The full mode is suitable only for empty tables or tables with a small amount of data. The imported data is written to the major SSTable. For columnar tables, the data is stored in the columnar format after the write operation is completed, providing good query performance.

The inc_replace and inc modes support incremental direct load. These two modes are suitable for both empty and non-empty tables. Data is written to the dump. The dump does not support columnar storage. Therefore, for columnar tables, you need to perform a major compaction after the data is imported to enable columnar query performance.

The main difference between the inc_replace and inc modes is that the inc_replace mode does not check for primary key conflicts and directly overwrites existing primary keys.

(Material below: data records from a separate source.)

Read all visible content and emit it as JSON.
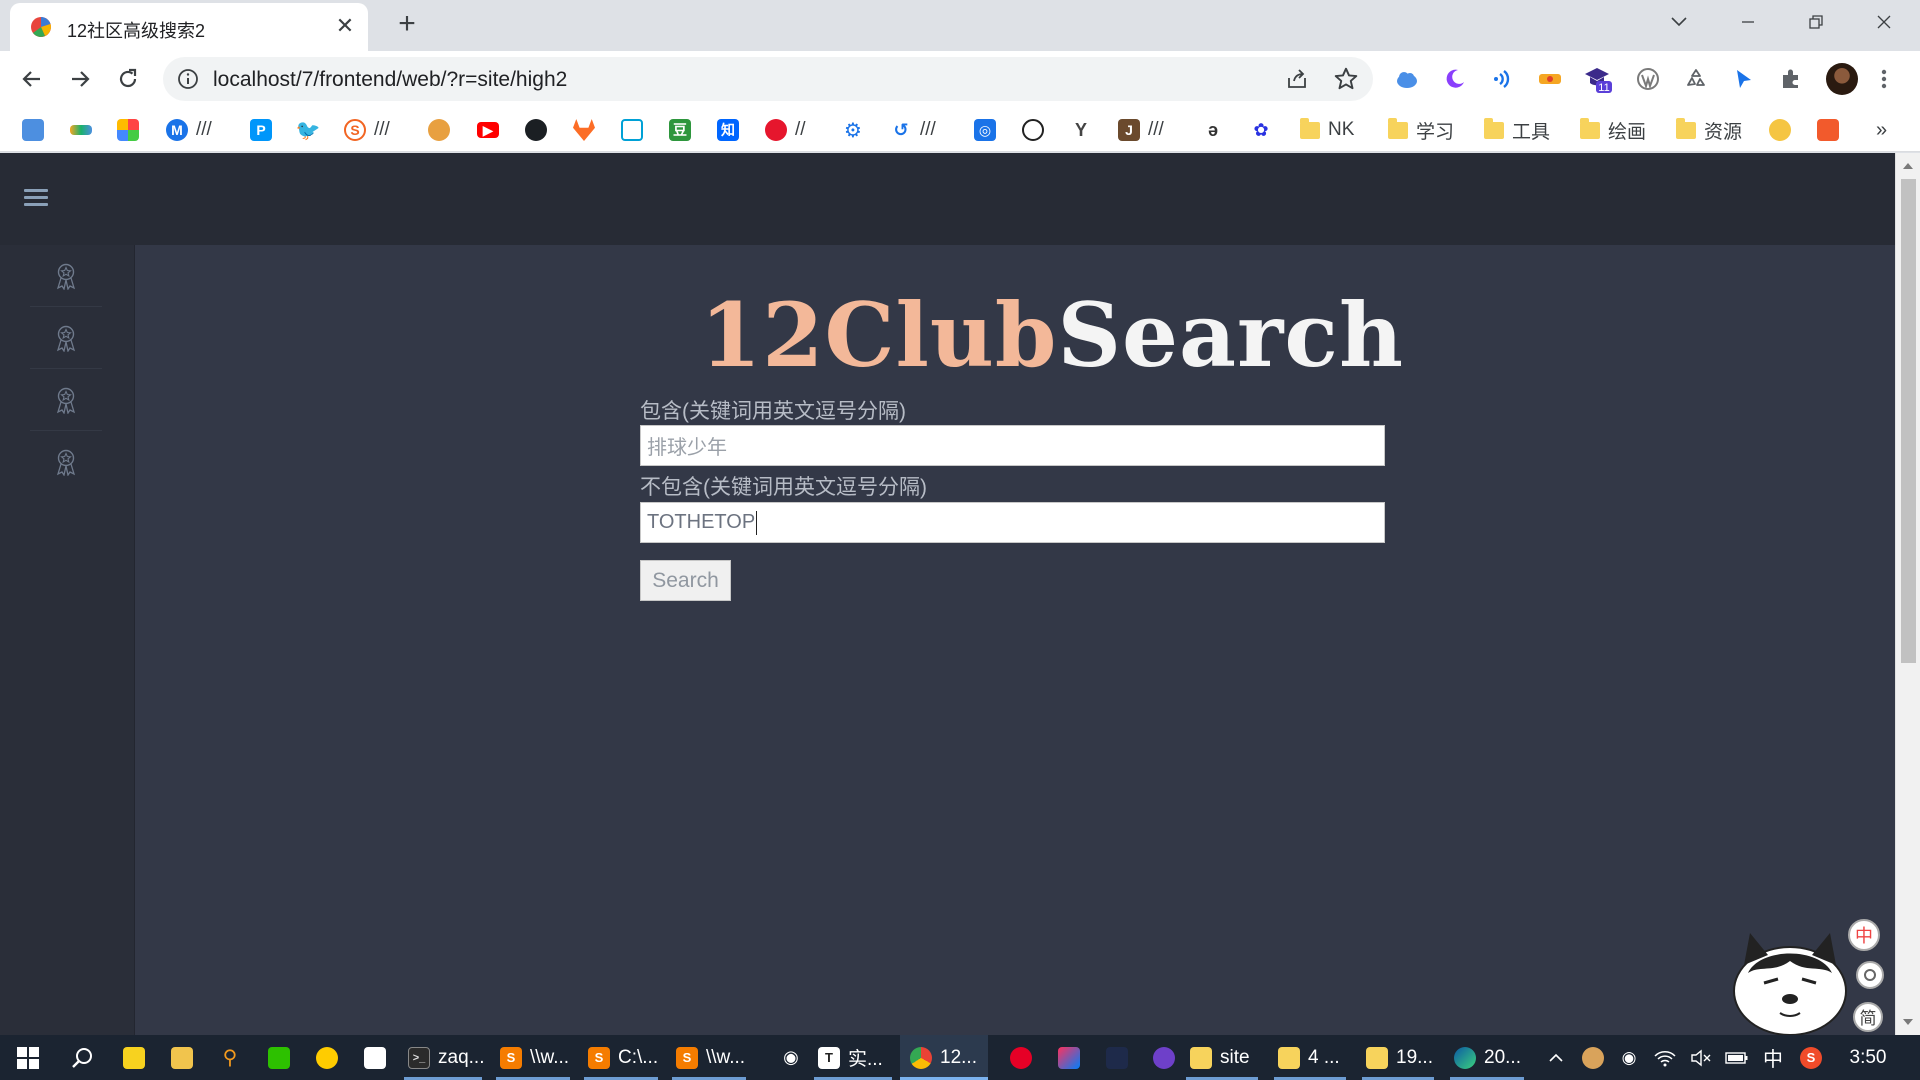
{
  "browser": {
    "tab_title": "12社区高级搜索2",
    "url": "localhost/7/frontend/web/?r=site/high2"
  },
  "bookmarks": {
    "sep1": "///",
    "sep2": "///",
    "sep3": "//",
    "sep4": "///",
    "sep5": "///",
    "j_label": "J",
    "folders": [
      "NK",
      "学习",
      "工具",
      "绘画",
      "资源"
    ],
    "more": "»"
  },
  "extensions": {
    "badge": "11"
  },
  "page": {
    "logo_part1": "12Club",
    "logo_part2": "Search",
    "include_label": "包含(关键词用英文逗号分隔)",
    "include_placeholder": "排球少年",
    "exclude_label": "不包含(关键词用英文逗号分隔)",
    "exclude_value": "TOTHETOP",
    "search_button": "Search"
  },
  "mascot": {
    "badges": [
      "中",
      "简"
    ]
  },
  "taskbar": {
    "items": [
      "zaq...",
      "\\\\w...",
      "C:\\...",
      "\\\\w...",
      "实...",
      "12...",
      "site",
      "4 ...",
      "19...",
      "20..."
    ],
    "t_icon": "T",
    "ime": "中",
    "sogou": "S",
    "clock": "3:50"
  }
}
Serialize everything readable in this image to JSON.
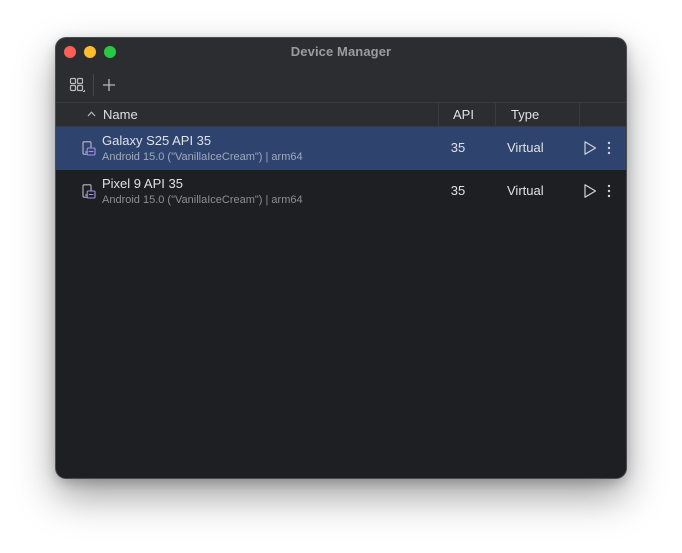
{
  "window": {
    "title": "Device Manager"
  },
  "toolbar": {
    "device_mirror_icon": "grid-icon",
    "add_icon": "plus-icon"
  },
  "table": {
    "sort_indicator": "^",
    "columns": {
      "name": "Name",
      "api": "API",
      "type": "Type"
    },
    "rows": [
      {
        "name": "Galaxy S25 API 35",
        "details": "Android 15.0 (\"VanillaIceCream\") | arm64",
        "api": "35",
        "type": "Virtual",
        "selected": true
      },
      {
        "name": "Pixel 9 API 35",
        "details": "Android 15.0 (\"VanillaIceCream\") | arm64",
        "api": "35",
        "type": "Virtual",
        "selected": false
      }
    ]
  },
  "colors": {
    "window_bg": "#2b2d30",
    "table_bg": "#1e1f22",
    "selection": "#2e436e",
    "device_icon_accent": "#a88ee6"
  }
}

Table management specifications

Non-partitioned tables

Limitations:
1. Index creation is not supported.
2. Default values for columns cannot be set.

Partitioned tables

Compatibility limitations:
- Spark supports only BUCKET partitioning, which corresponds to KEY partitioning in OceanBase Database. For example:
```
CREATE TABLE test.test1 (
  user_id BIGINT COMMENT 'test_for_key',
  name VARCHAR(255)
)
PARTITIONED BY (bucket(16, user_id))
COMMENT 'test_for_table_create'
TBLPROPERTIES('replica_num' = 2, COMPRESSION = 'zstd_1.0');
```
- Multi-level partitioning is not supported. Only one level of partitioning is allowed.
Recommended practices:

For complex partitioned tables, it is recommended to create them directly on OceanBase Database. Spark Catalog can automatically recognize the existing table structure.

Production environment recommendations

Parameter tuning

Dynamically adjust Spark resource configuration and OceanBase Database connection parameters based on business workload. Focus on key metrics such as thread concurrency and batch size.
Partition management

To improve query efficiency, consider partitioning tables based on business requirements.
Privilege management

Ensure proper management of user privileges in OceanBase Database and Spark to prevent unauthorized data access.
Version management

Regularly check for updates and upgrade to the latest version of spark-connector-oceanbase to benefit from performance optimizations and new features.